Rabbi David Saperstein’s appointment will likely increase pressure on Israel to prosecute price tag attacks and other hate crimes against minorities – including a long string of hate crimes against African asylum-seekers – and hate crimes against non-Orthodox Jewish movements and Women of the Wall, all of who have suffered from violent and non-violent hate crimes Israel has repeatedly failed to prosecute.
Above: Rabbi David Saperstein
Reform Rabbi Named To Be US Ambassador For International Religious Freedom
Shmarya Rosenberg • FailedMessiah.com
Reform Rabbi David Saperstein, who has headed the Reform Movement’s political arm, the Religious Action Center, since 1974, has been named the US Ambassador for International Religious Freedom.
The 66-year-old Saperstein was appointed by US President Barack Obama Monday morning, Ha'aretz reported.
“I am grateful that Rabbi Saperstein has chosen to dedicate his talent to serving the American people at this important time for our country. I look forward to working with him in the months and years ahead,” Obama said in a formal statement.
Besides his longtime work with the Reform Movement Saperstein also serves as an adjunct professor of First Amendment church-state law and of Jewish law at Georgetown University in Washington, DC.
Saperstein reportedly delivered the invocation at the concluding session of the 2008 Democratic Convention, the convention that first nominated Obama for president.
Although Israel is a democracy that, on paper, respects religious freedom, it has been remarkably lax at preventing and prosecuting Jewish hate crimes, including against Christian and Muslim shrines and communities – so lax that the US State Department reprimanded Israel for it in a report issued in March.
Israel has failed to prosecute arson and racist graffiti attacks on mosques and churches and the haredi spitting attacks on Christian clergy which are common in Jerusalem’s Old City.

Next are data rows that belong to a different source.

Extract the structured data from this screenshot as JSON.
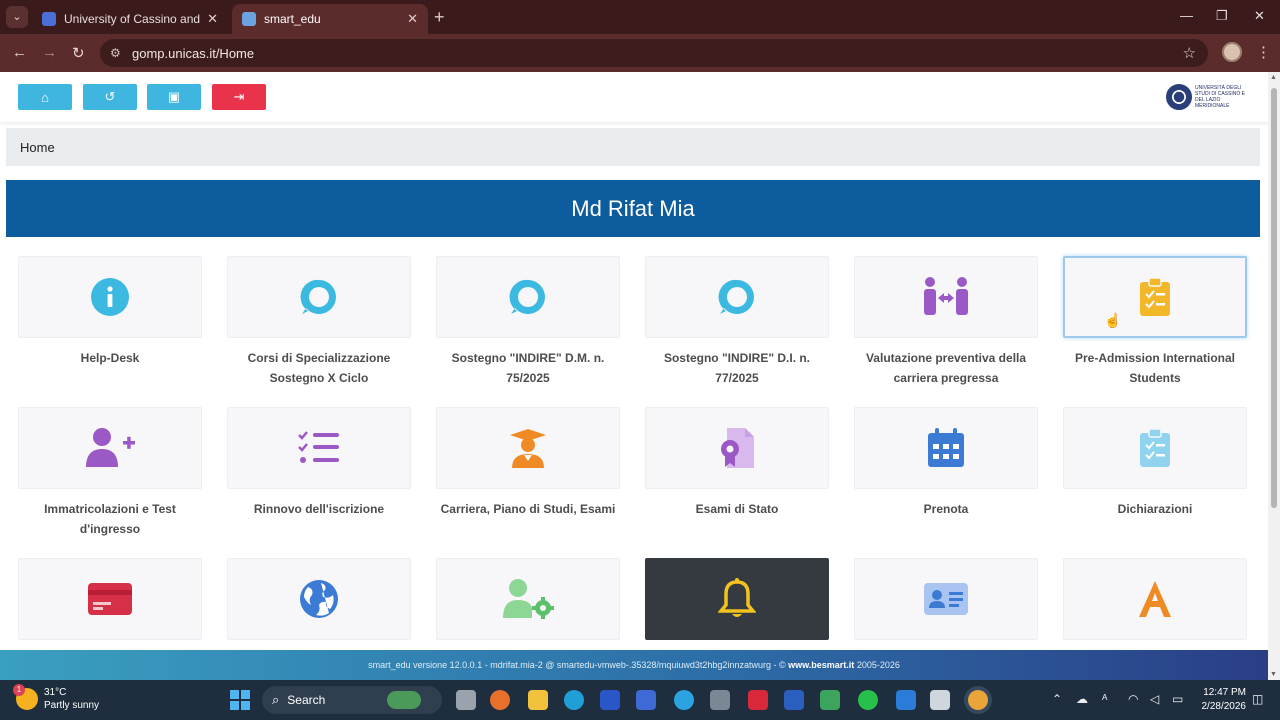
{
  "browser": {
    "tabs": [
      {
        "title": "University of Cassino and South",
        "favicon_color": "#4a6fd6"
      },
      {
        "title": "smart_edu",
        "favicon_color": "#6aa3e0"
      }
    ],
    "url": "gomp.unicas.it/Home"
  },
  "topbar": {
    "buttons": [
      {
        "icon": "home-icon",
        "glyph": "⌂",
        "color": "#3fb6e0"
      },
      {
        "icon": "history-icon",
        "glyph": "↺",
        "color": "#3fb6e0"
      },
      {
        "icon": "id-card-icon",
        "glyph": "▣",
        "color": "#3fb6e0"
      },
      {
        "icon": "logout-icon",
        "glyph": "⇥",
        "color": "#e8334a"
      }
    ],
    "logo_text": "UNIVERSITÀ DEGLI STUDI DI CASSINO E DEL LAZIO MERIDIONALE"
  },
  "breadcrumb": "Home",
  "banner": "Md Rifat Mia",
  "cards": [
    {
      "label": "Help-Desk",
      "icon": "info-circle-icon",
      "color": "#3cb9e0"
    },
    {
      "label": "Corsi di Specializzazione Sostegno X Ciclo",
      "icon": "chat-bubble-icon",
      "color": "#3cb9e0"
    },
    {
      "label": "Sostegno \"INDIRE\" D.M. n. 75/2025",
      "icon": "chat-bubble-icon",
      "color": "#3cb9e0"
    },
    {
      "label": "Sostegno \"INDIRE\" D.I. n. 77/2025",
      "icon": "chat-bubble-icon",
      "color": "#3cb9e0"
    },
    {
      "label": "Valutazione preventiva della carriera pregressa",
      "icon": "people-arrows-icon",
      "color": "#9b59c6"
    },
    {
      "label": "Pre-Admission International Students",
      "icon": "clipboard-check-icon",
      "color": "#f3b82a"
    },
    {
      "label": "Immatricolazioni e Test d'ingresso",
      "icon": "user-plus-icon",
      "color": "#9b59c6"
    },
    {
      "label": "Rinnovo dell'iscrizione",
      "icon": "list-check-icon",
      "color": "#9b59c6"
    },
    {
      "label": "Carriera, Piano di Studi, Esami",
      "icon": "graduate-icon",
      "color": "#f08a24"
    },
    {
      "label": "Esami di Stato",
      "icon": "certificate-file-icon",
      "color": "#9b59c6"
    },
    {
      "label": "Prenota",
      "icon": "calendar-icon",
      "color": "#3b7bd4"
    },
    {
      "label": "Dichiarazioni",
      "icon": "clipboard-list-icon",
      "color": "#8fd3ee"
    },
    {
      "label": "",
      "icon": "credit-card-icon",
      "color": "#d63048"
    },
    {
      "label": "",
      "icon": "globe-icon",
      "color": "#3b7bd4"
    },
    {
      "label": "",
      "icon": "user-gear-icon",
      "color": "#5cc16a"
    },
    {
      "label": "",
      "icon": "bell-icon",
      "color": "#f3c21e"
    },
    {
      "label": "",
      "icon": "contact-card-icon",
      "color": "#7fa6e8"
    },
    {
      "label": "",
      "icon": "letter-a-icon",
      "color": "#f08a24"
    }
  ],
  "footer": {
    "text": "smart_edu versione 12.0.0.1 - mdrifat.mia-2 @ smartedu-vmweb-.35328/mquiuwd3t2hbg2innzatwurg - ©",
    "link": "www.besmart.it",
    "years": "2005-2026"
  },
  "taskbar": {
    "temperature": "31°C",
    "weather": "Partly sunny",
    "weather_badge": "1",
    "search_placeholder": "Search",
    "time": "12:47 PM",
    "date": "2/28/2026"
  }
}
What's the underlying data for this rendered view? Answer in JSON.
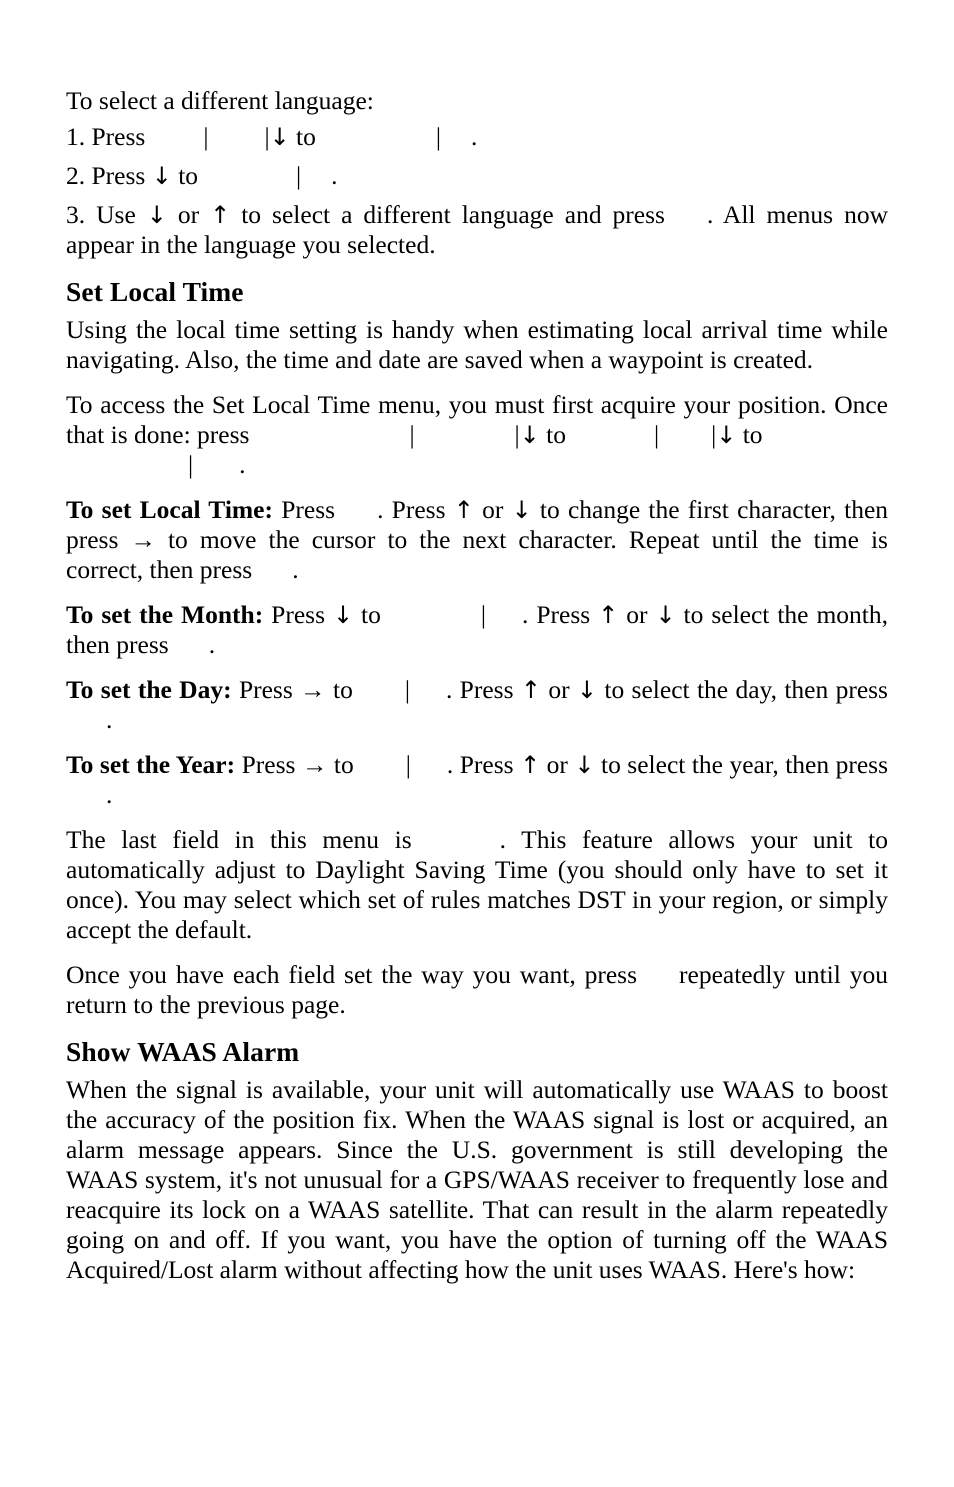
{
  "document": {
    "type": "manual-page",
    "page_background": "#ffffff",
    "text_color": "#000000"
  },
  "intro": {
    "lead_in": "To select a different language:",
    "steps": [
      {
        "number": "1.",
        "segments": [
          {
            "type": "text",
            "value": "1. Press"
          },
          {
            "type": "gap",
            "width": "g1"
          },
          {
            "type": "bar",
            "value": "|"
          },
          {
            "type": "gap",
            "width": "g2"
          },
          {
            "type": "bar",
            "value": "|"
          },
          {
            "type": "arrow",
            "value": "↓"
          },
          {
            "type": "text",
            "value": " to"
          },
          {
            "type": "gap",
            "width": "g3"
          },
          {
            "type": "bar",
            "value": "|"
          },
          {
            "type": "gap",
            "width": "g4"
          },
          {
            "type": "text",
            "value": "."
          }
        ]
      },
      {
        "number": "2.",
        "segments": [
          {
            "type": "text",
            "value": "2. Press"
          },
          {
            "type": "arrow",
            "value": "↓"
          },
          {
            "type": "text",
            "value": " to"
          },
          {
            "type": "gap",
            "width": "g5"
          },
          {
            "type": "bar",
            "value": "|"
          },
          {
            "type": "gap",
            "width": "g6"
          },
          {
            "type": "text",
            "value": "."
          }
        ]
      }
    ],
    "step3_part1": "3. Use ",
    "step3_arrow_down": "↓",
    "step3_or": " or ",
    "step3_arrow_up": "↑",
    "step3_part2": " to select a different language and press",
    "step3_part3": ". All menus now appear in the language you selected."
  },
  "set_local_time": {
    "heading": "Set Local Time",
    "para1": "Using the local time setting is handy when estimating local arrival time while navigating. Also, the time and date are saved when a waypoint is created.",
    "para2_part1": "To access the Set Local Time menu, you must first acquire your position. Once that is done: press",
    "para2_arrow1": "↓",
    "para2_to1": " to",
    "para2_arrow2": "↓",
    "para2_to2": " to",
    "para2_end": ".",
    "bar": "|",
    "local_time": {
      "lead": "To set Local Time:",
      "part1": " Press",
      "part2": ". Press ",
      "arrow_up": "↑",
      "or": " or ",
      "arrow_down": "↓",
      "part3": " to change the first character, then press ",
      "arrow_right": "→",
      "part4": " to move the cursor to the next character. Repeat until the time is correct, then press",
      "part5": "."
    },
    "month": {
      "lead": "To set the Month:",
      "part1": " Press ",
      "arrow_down": "↓",
      "part2": " to",
      "part3": ". Press ",
      "arrow_up": "↑",
      "or": " or ",
      "arrow_down2": "↓",
      "part4": " to select the month, then press",
      "part5": "."
    },
    "day": {
      "lead": "To set the Day:",
      "part1": " Press ",
      "arrow_right": "→",
      "part2": " to",
      "part3": ". Press ",
      "arrow_up": "↑",
      "or": " or ",
      "arrow_down": "↓",
      "part4": " to select the day, then press",
      "part5": "."
    },
    "year": {
      "lead": "To set the Year:",
      "part1": " Press ",
      "arrow_right": "→",
      "part2": " to",
      "part3": ". Press ",
      "arrow_up": "↑",
      "or": " or ",
      "arrow_down": "↓",
      "part4": " to select the year, then press",
      "part5": "."
    },
    "dst_part1": "The last field in this menu is",
    "dst_part2": ". This feature allows your unit to automatically adjust to Daylight Saving Time (you should only have to set it once). You may select which set of rules matches DST in your region, or simply accept the default.",
    "exit_part1": "Once you have each field set the way you want, press",
    "exit_part2": "repeatedly until you return to the previous page."
  },
  "show_waas_alarm": {
    "heading": "Show WAAS Alarm",
    "para1": "When the signal is available, your unit will automatically use WAAS to boost the accuracy of the position fix. When the WAAS signal is lost or acquired, an alarm message appears. Since the U.S. government is still developing the WAAS system, it's not unusual for a GPS/WAAS receiver to frequently lose and reacquire its lock on a WAAS satellite. That can result in the alarm repeatedly going on and off. If you want, you have the option of turning off the WAAS Acquired/Lost alarm without affecting how the unit uses WAAS. Here's how:"
  }
}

Monasteries and churches have been set on fire while slogans such as “Jesus is a monkey” were spray-painted on their walls. Mosques have also been set on fire and the graffiti painted on them includes “Mohammed was a pig.”

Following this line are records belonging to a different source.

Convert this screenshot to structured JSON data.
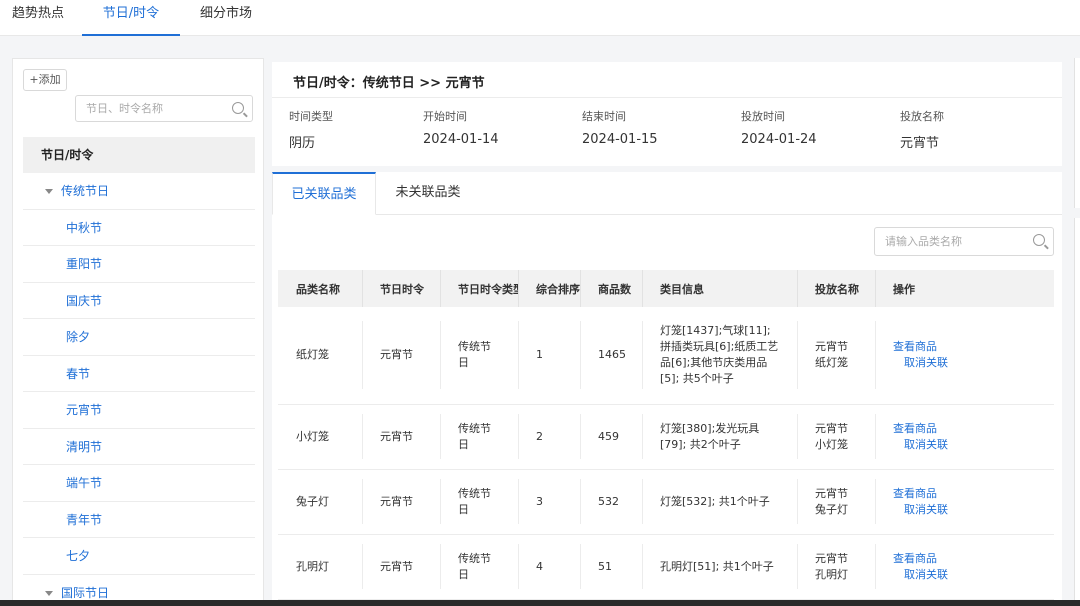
{
  "topnav": {
    "tabs": [
      {
        "label": "趋势热点"
      },
      {
        "label": "节日/时令"
      },
      {
        "label": "细分市场"
      }
    ]
  },
  "left": {
    "add_label": "+添加",
    "search_placeholder": "节日、时令名称",
    "tree_header": "节日/时令",
    "parent1": "传统节日",
    "children": [
      "中秋节",
      "重阳节",
      "国庆节",
      "除夕",
      "春节",
      "元宵节",
      "清明节",
      "端午节",
      "青年节",
      "七夕"
    ],
    "parent2": "国际节日"
  },
  "info": {
    "breadcrumb": "节日/时令：传统节日 >> 元宵节",
    "fields": [
      {
        "label": "时间类型",
        "value": "阴历"
      },
      {
        "label": "开始时间",
        "value": "2024-01-14"
      },
      {
        "label": "结束时间",
        "value": "2024-01-15"
      },
      {
        "label": "投放时间",
        "value": "2024-01-24"
      },
      {
        "label": "投放名称",
        "value": "元宵节"
      }
    ]
  },
  "tabs": {
    "linked": "已关联品类",
    "unlinked": "未关联品类"
  },
  "category_search_placeholder": "请输入品类名称",
  "table": {
    "headers": [
      "品类名称",
      "节日时令",
      "节日时令类型",
      "综合排序",
      "商品数",
      "类目信息",
      "投放名称",
      "操作"
    ],
    "rows": [
      {
        "name": "纸灯笼",
        "festival": "元宵节",
        "type": "传统节日",
        "rank": "1",
        "count": "1465",
        "info": "灯笼[1437];气球[11];拼插类玩具[6];纸质工艺品[6];其他节庆类用品[5]; 共5个叶子",
        "put_name": "元宵节纸灯笼",
        "view": "查看商品",
        "unlink": "取消关联"
      },
      {
        "name": "小灯笼",
        "festival": "元宵节",
        "type": "传统节日",
        "rank": "2",
        "count": "459",
        "info": "灯笼[380];发光玩具[79]; 共2个叶子",
        "put_name": "元宵节小灯笼",
        "view": "查看商品",
        "unlink": "取消关联"
      },
      {
        "name": "兔子灯",
        "festival": "元宵节",
        "type": "传统节日",
        "rank": "3",
        "count": "532",
        "info": "灯笼[532]; 共1个叶子",
        "put_name": "元宵节兔子灯",
        "view": "查看商品",
        "unlink": "取消关联"
      },
      {
        "name": "孔明灯",
        "festival": "元宵节",
        "type": "传统节日",
        "rank": "4",
        "count": "51",
        "info": "孔明灯[51]; 共1个叶子",
        "put_name": "元宵节孔明灯",
        "view": "查看商品",
        "unlink": "取消关联"
      }
    ]
  }
}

Even when security camera footage of the attackers is available, Israel police rarely make arrests and, when they do, the accused are often later quietly released from custody and any charges against them dropped.
According to Israel’s internal security service known as the Shin Bet or the Shabak, a majority of the price tag hate crime attacks can be traced to students and followers of extremist Chabad Rabb Yitchak Ginsburgh who founded and leads the Od Yosef Chai Yeshiva in the most radical West Bank Jewish settlement, Yitzhar.
Even so, no arrests have been made, other than of six Jews who were accused of murdering 16-year-old Mohammed Abu Khbeir in Jerusalem early this month.
Three of those arrested were released to house arrest, reportedly because while they were part of the cell that murdered the Abu Khbeir, they did not actively participate in his murder.
The other three – a 30-year-old adult who allegedly has a history of mental illness but who nonetheless owned and operated his own retail business, and two 16-year-olds, at least one of whom is a haredi yeshiva student – have been indicted.
The arrests were made after Abu Khbeir’s kidnapping and gruesome murder – he was burned alive after being beaten – caused a furor internationally and among Israeli moderates, Israeli Arabs and Palestinians in the West Bank and Gaza.
Saperstein’s appointment will likely increase pressure on Israel to prosecute price tag attacks and other hate crimes against minorities – including a long string of hate crimes against African asylum-seekers – and hate crimes against non-Orthodox Jewish movements and Women of the Wall, all of who have suffered from violent and non-violent hate crimes Israel has repeatedly failed to prosecute.